The Serbian context: what is mandatory here
A company operating in Serbia does not choose whether to cover these duties — only whether a system or a person covers them. This is the largest difference between local and foreign solutions, and the most frequent source of hidden cost.
- **SEF and e-invoicing** — sending, receiving and status tracking of invoices through the state e-invoicing system.
- **VAT records** — electronic recording of VAT calculations and individual records, alongside the PP PDV return.
- **E-fiscalization** — ESIR/LPFR for retail turnover, with a security element.

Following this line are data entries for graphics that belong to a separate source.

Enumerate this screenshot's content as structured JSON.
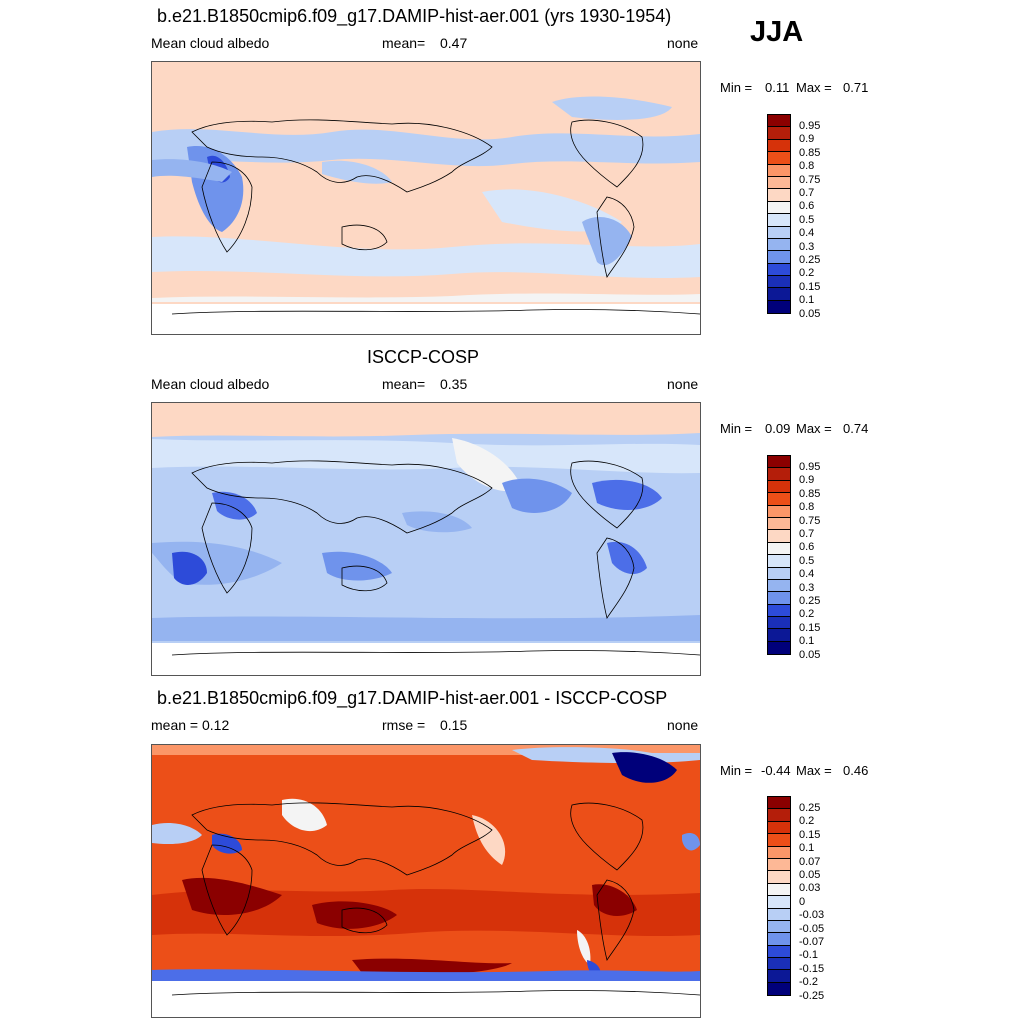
{
  "season": "JJA",
  "palettes": {
    "abs": [
      "#8b0000",
      "#b41e0a",
      "#d6320a",
      "#ec4f18",
      "#f5743f",
      "#fb9668",
      "#fdb896",
      "#fdd8c4",
      "#f4f4f4",
      "#d7e6fa",
      "#b8cff5",
      "#95b4f0",
      "#6f93ec",
      "#4c6ee8",
      "#2d4bd9",
      "#1a2fb8",
      "#0c1896",
      "#00007a"
    ],
    "diff": [
      "#8b0000",
      "#b41e0a",
      "#d6320a",
      "#ec4f18",
      "#f5743f",
      "#fb9668",
      "#fdb896",
      "#fdd8c4",
      "#f4f4f4",
      "#d7e6fa",
      "#b8cff5",
      "#95b4f0",
      "#6f93ec",
      "#4c6ee8",
      "#2d4bd9",
      "#1a2fb8",
      "#0c1896",
      "#00007a"
    ]
  },
  "panels": [
    {
      "title": "b.e21.B1850cmip6.f09_g17.DAMIP-hist-aer.001 (yrs 1930-1954)",
      "left": "Mean cloud albedo",
      "center_label": "mean=",
      "center_value": "0.47",
      "right": "none",
      "min_label": "Min =",
      "min_value": "0.11",
      "max_label": "Max =",
      "max_value": "0.71",
      "colorbar": [
        "0.95",
        "0.9",
        "0.85",
        "0.8",
        "0.75",
        "0.7",
        "0.6",
        "0.5",
        "0.4",
        "0.3",
        "0.25",
        "0.2",
        "0.15",
        "0.1",
        "0.05"
      ]
    },
    {
      "title": "ISCCP-COSP",
      "left": "Mean cloud albedo",
      "center_label": "mean=",
      "center_value": "0.35",
      "right": "none",
      "min_label": "Min =",
      "min_value": "0.09",
      "max_label": "Max =",
      "max_value": "0.74",
      "colorbar": [
        "0.95",
        "0.9",
        "0.85",
        "0.8",
        "0.75",
        "0.7",
        "0.6",
        "0.5",
        "0.4",
        "0.3",
        "0.25",
        "0.2",
        "0.15",
        "0.1",
        "0.05"
      ]
    },
    {
      "title": "b.e21.B1850cmip6.f09_g17.DAMIP-hist-aer.001 - ISCCP-COSP",
      "left": "mean =   0.12",
      "center_label": "rmse =",
      "center_value": "0.15",
      "right": "none",
      "min_label": "Min =",
      "min_value": "-0.44",
      "max_label": "Max =",
      "max_value": "0.46",
      "colorbar": [
        "0.25",
        "0.2",
        "0.15",
        "0.1",
        "0.07",
        "0.05",
        "0.03",
        "0",
        "-0.03",
        "-0.05",
        "-0.07",
        "-0.1",
        "-0.15",
        "-0.2",
        "-0.25"
      ]
    }
  ]
}
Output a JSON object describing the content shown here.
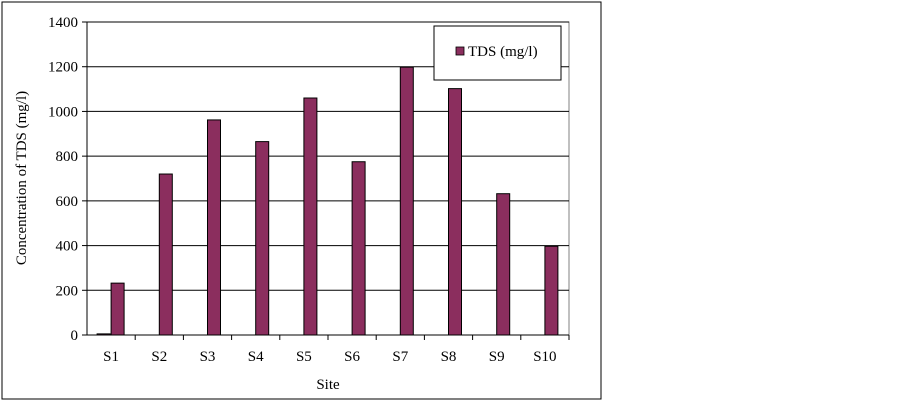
{
  "chart_data": {
    "type": "bar",
    "title": "",
    "xlabel": "Site",
    "ylabel": "Concentration of TDS (mg/l)",
    "categories": [
      "S1",
      "S2",
      "S3",
      "S4",
      "S5",
      "S6",
      "S7",
      "S8",
      "S9",
      "S10"
    ],
    "series": [
      {
        "name": "",
        "values": [
          5,
          0,
          0,
          0,
          0,
          0,
          0,
          0,
          0,
          0
        ],
        "color": "#8B2E5E"
      },
      {
        "name": "TDS (mg/l)",
        "values": [
          232,
          720,
          962,
          865,
          1060,
          775,
          1198,
          1102,
          632,
          397
        ],
        "color": "#8B2E5E"
      }
    ],
    "ylim": [
      0,
      1400
    ],
    "yticks": [
      0,
      200,
      400,
      600,
      800,
      1000,
      1200,
      1400
    ],
    "grid": true,
    "legend": "top-right"
  }
}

- **Payroll** — the PPP-PD filing, seniority premium, allowances and contracts outside employment; using the parameters that applied on the payroll date, not today's.
- **Electronic archiving** — retention periods and the archive book transcript.
The clause at the end of the fourth point deserves emphasis, because it is most often missed at selection time: payroll for a prior year must use the rules that applied then. A system that stores only the current value of a parameter cannot reproduce an old calculation — and that demand arrives every time an inspection or a correction request does.
When it is time for an ERP
There is no headcount or turnover above which a company “needs” an ERP. There are symptoms, and they are fairly unambiguous.
- 1
The same fact is entered twice
The delivery note is retyped into the invoice, the invoice into the accounting program, and stock into a spreadsheet. Every retype is a place for error and time nobody measures.
- 2
Reports disagree
Sales claims one turnover, finance another, and the warehouse holds a third figure. None is wrong — each measures a different thing from a different source.
- 3
Decisions wait for the monthly cut
A question about margin, collection or stock is answered only when someone sits down to assemble a report. By then the decision has been made without the figure.
- 4
Growth is paid for with people, not with the system
Double the turnover demands double the administration. That is the most expensive signal, because the cost only becomes visible once it is permanent.
What a modern ERP looks like
What is expected of a system implemented in 2026 differs from the previous generation on a few concrete points — and they are worth asking for explicitly, because all four are hard to add later.
- **Dimensions on the line from the first posting** — cost centre, project, channel and carrier sit on the line itself, so analytics do not arise from an after-the-fact allocation.
- **An API over everything the screen can do** — integration depends neither on file exports nor on screen scraping.
- **Automation that is measured** — rules that run on their own, with a record of what they actually did; automation without measurement is an assumption, not a feature.
- **AI that proposes rather than decides** — a draft with its source and trail, and a person who confirms; a proposal without evidence is a claim that cannot be checked.
NG One is built around exactly those four decisions, and that is the only reason it appears here: all four are architectural, must be chosen at the start, and cannot be added later without rebuilding the core. Whether that is the right architecture for a particular company is shown by its inventory of processes — not by this article.